His fingertip traced a line across my forehead and down over my crooked cheekbone to the corner of my mouth. He sighed.

"One of the reasons I love you so much is that you're such a daft bugger sometimes, Ray Doyle, always tearing yourself apart over things you can do nothing about," he said very quietly, his gaze capturing and holding mine calmly, lovingly. "Tomorrow never does come, not for anyone."

"But-"

"There's a song I heard once a long time ago," he continued as though I had not spoken, "a forgettable sort of thing, but a line from it stuck in my memory: 'Today is that tomorrow we talked of yesterday.' It's never tomorrow, always today. Think about it, sunshine. Tomorrow doesn't really matter, it's what we have and do today that counts. Stop flaying yourself about what might happen and enjoy what is happening.
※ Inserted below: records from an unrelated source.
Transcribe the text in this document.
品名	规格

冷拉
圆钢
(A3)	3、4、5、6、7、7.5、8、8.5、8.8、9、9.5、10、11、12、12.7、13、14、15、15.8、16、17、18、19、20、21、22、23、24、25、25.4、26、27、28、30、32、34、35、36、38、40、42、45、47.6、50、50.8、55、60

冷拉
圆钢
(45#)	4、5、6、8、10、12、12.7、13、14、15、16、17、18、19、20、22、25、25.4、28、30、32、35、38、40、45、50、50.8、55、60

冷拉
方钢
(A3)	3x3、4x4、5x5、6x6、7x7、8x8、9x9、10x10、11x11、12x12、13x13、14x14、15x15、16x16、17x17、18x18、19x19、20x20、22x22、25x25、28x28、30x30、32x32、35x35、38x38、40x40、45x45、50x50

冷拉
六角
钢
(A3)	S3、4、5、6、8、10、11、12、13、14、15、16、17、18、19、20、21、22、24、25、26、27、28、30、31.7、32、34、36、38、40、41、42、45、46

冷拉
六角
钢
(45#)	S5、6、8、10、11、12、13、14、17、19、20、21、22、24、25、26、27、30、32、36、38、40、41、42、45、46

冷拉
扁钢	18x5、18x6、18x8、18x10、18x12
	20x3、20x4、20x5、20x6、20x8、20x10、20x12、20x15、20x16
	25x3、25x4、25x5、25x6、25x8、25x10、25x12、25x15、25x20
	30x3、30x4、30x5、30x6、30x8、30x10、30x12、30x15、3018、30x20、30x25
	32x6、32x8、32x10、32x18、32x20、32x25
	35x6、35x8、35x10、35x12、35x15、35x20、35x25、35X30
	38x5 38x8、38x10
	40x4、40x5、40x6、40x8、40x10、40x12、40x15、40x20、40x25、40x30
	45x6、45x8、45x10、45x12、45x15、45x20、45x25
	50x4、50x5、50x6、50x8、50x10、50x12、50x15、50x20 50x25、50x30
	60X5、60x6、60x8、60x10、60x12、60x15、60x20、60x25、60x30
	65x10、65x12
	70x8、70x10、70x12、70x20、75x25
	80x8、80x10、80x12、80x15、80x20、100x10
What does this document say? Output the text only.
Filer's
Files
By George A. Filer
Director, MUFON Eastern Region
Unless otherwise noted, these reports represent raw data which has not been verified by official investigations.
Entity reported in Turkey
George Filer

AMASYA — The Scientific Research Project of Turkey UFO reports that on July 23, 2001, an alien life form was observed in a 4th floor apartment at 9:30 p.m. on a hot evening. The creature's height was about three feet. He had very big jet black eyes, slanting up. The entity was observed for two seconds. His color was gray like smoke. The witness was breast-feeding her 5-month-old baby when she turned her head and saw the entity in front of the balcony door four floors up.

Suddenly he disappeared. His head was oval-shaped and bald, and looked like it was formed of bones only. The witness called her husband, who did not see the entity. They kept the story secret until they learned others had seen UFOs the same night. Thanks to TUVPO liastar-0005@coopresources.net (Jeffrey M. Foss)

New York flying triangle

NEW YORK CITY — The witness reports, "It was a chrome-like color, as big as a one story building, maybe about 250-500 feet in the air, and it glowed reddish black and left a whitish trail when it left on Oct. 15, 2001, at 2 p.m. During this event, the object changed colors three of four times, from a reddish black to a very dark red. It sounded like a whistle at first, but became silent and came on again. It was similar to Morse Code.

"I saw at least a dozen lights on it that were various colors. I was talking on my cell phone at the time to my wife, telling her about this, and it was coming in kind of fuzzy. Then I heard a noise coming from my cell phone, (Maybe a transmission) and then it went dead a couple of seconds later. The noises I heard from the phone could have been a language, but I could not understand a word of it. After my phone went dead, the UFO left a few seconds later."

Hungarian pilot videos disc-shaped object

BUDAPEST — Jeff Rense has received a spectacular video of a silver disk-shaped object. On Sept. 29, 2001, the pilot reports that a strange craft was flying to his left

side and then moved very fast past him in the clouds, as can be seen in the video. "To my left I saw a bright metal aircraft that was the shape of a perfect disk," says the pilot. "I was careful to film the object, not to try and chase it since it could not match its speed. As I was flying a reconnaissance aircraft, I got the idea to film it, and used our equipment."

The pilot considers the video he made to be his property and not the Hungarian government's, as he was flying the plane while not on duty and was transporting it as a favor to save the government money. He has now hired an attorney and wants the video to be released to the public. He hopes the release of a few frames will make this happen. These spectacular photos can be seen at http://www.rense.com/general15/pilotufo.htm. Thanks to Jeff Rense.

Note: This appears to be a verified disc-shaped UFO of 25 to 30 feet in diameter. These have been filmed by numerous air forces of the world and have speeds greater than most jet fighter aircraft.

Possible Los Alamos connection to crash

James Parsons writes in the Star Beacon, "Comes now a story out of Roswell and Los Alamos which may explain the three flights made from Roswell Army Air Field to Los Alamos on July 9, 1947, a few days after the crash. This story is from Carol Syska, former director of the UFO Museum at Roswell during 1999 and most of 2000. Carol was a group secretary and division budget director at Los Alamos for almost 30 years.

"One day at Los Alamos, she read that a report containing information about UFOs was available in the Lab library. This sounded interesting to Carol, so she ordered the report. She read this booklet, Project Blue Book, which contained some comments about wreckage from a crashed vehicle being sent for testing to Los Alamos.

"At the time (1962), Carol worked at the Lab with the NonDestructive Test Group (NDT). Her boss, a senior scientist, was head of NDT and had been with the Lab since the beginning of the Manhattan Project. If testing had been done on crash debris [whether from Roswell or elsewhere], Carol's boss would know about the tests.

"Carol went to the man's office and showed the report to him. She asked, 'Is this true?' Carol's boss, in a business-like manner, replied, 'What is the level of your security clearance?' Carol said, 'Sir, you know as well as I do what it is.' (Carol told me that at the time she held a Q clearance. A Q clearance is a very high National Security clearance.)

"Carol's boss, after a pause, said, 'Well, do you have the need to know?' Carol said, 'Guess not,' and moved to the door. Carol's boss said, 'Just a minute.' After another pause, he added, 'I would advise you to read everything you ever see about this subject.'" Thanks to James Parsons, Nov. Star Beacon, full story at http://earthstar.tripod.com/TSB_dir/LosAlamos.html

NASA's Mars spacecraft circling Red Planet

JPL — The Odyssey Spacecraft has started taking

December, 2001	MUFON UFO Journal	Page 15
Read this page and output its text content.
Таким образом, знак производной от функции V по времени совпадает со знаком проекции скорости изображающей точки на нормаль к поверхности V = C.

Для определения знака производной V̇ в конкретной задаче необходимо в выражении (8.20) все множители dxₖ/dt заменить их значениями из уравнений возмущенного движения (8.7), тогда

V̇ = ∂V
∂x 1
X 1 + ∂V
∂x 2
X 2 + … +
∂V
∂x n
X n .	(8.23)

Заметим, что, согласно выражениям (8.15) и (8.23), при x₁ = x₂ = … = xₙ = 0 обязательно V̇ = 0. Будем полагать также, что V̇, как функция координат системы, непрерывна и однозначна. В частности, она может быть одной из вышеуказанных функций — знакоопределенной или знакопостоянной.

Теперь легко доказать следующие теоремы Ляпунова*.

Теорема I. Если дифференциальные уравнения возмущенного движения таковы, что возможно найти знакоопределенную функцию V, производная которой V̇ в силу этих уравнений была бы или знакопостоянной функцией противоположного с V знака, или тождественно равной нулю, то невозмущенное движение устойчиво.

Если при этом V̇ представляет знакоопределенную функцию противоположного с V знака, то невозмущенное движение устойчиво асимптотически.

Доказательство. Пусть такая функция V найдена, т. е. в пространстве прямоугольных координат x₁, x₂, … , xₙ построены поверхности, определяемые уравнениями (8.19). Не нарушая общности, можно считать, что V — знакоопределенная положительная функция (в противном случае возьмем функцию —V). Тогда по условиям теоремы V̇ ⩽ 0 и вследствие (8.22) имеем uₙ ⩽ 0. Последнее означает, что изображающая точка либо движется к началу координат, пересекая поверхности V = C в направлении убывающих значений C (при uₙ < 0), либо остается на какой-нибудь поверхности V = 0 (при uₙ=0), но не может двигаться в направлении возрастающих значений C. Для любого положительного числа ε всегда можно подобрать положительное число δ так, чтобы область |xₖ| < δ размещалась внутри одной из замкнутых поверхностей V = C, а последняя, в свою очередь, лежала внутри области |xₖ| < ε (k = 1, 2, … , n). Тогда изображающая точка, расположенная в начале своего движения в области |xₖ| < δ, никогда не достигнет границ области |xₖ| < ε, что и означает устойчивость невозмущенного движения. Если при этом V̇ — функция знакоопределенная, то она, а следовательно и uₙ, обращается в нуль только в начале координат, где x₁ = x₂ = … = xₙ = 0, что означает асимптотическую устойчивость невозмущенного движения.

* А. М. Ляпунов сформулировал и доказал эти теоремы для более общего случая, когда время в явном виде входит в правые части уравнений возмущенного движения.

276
That's my motto, and should be yours." He smiled at me again and leaned slowly closer. "Let's you and me just make the most of today, eh?"

Eyes darkening, he smoothed a teasing pattern over my lower lip and then tasted what his finger had outlined.

I groaned and reached for him again, anxieties and fears vanishing in rekindled fire as reasoning once more became impossible. For the moment at least, the future, be it long or short for us, would have to take care of itself.

As Bodie said, now was all that really mattered.